The bladder panel is more complicated than ALL, and that is precisely why it is worth keeping in the tutorial set. The selected solution is larger than two clusters, and the interpretation tables show that no single explanatory factor fully accounts for every cluster. Some groups are enriched for one pathology label, some are mixed, and some show a noticeable batch preference. That means the consensus is capturing real structure, but the structure is not purely biological in the simple sense of one disease label per group.

This is an important practical lesson. In real omics work, a stable cluster is not automatically a biological subtype. The bladder example shows how uccdf helps with that distinction. The null calibration tells us the multi-cluster pattern is stronger than a column-permuted baseline, while the cross-tabulation against outcome and batch makes it possible to inspect whether the stability is driven by interpretable pathology, by technical effects, or by a combination of both.

The heatmap is particularly useful here.
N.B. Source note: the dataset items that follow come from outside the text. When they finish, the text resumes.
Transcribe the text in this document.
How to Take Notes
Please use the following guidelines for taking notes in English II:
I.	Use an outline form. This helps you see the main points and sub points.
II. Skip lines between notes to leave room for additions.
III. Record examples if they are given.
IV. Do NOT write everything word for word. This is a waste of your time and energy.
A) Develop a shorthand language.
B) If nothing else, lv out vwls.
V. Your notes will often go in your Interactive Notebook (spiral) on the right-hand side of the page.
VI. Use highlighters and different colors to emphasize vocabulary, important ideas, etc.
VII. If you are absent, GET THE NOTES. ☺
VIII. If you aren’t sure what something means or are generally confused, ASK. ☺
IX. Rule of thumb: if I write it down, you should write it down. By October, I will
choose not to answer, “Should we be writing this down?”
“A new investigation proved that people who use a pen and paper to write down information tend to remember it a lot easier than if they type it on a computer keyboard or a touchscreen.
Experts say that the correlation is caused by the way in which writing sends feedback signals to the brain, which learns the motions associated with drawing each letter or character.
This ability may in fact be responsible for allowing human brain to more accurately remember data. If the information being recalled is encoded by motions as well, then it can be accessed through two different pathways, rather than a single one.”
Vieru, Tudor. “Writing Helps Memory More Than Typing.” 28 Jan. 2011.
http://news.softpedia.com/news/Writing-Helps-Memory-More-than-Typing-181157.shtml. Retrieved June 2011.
Instead of a clean two-block layout, we usually see several consensus blocks with different levels of separation. That visual pattern matches the selection output: the data support multiple groups, but the boundaries are not equally sharp across all samples.

Interpretation

For bladderEset, the selected clusters should be interpreted as stable expression-defined sample strata in a partially confounded study. Some clusters track pathology more strongly, while others appear to absorb residual batch or mixed heterogeneity. The right takeaway is therefore not “these are definitive subtypes,” but rather “these are the recurrent structures worth checking against pathology and batch before making a biological claim.”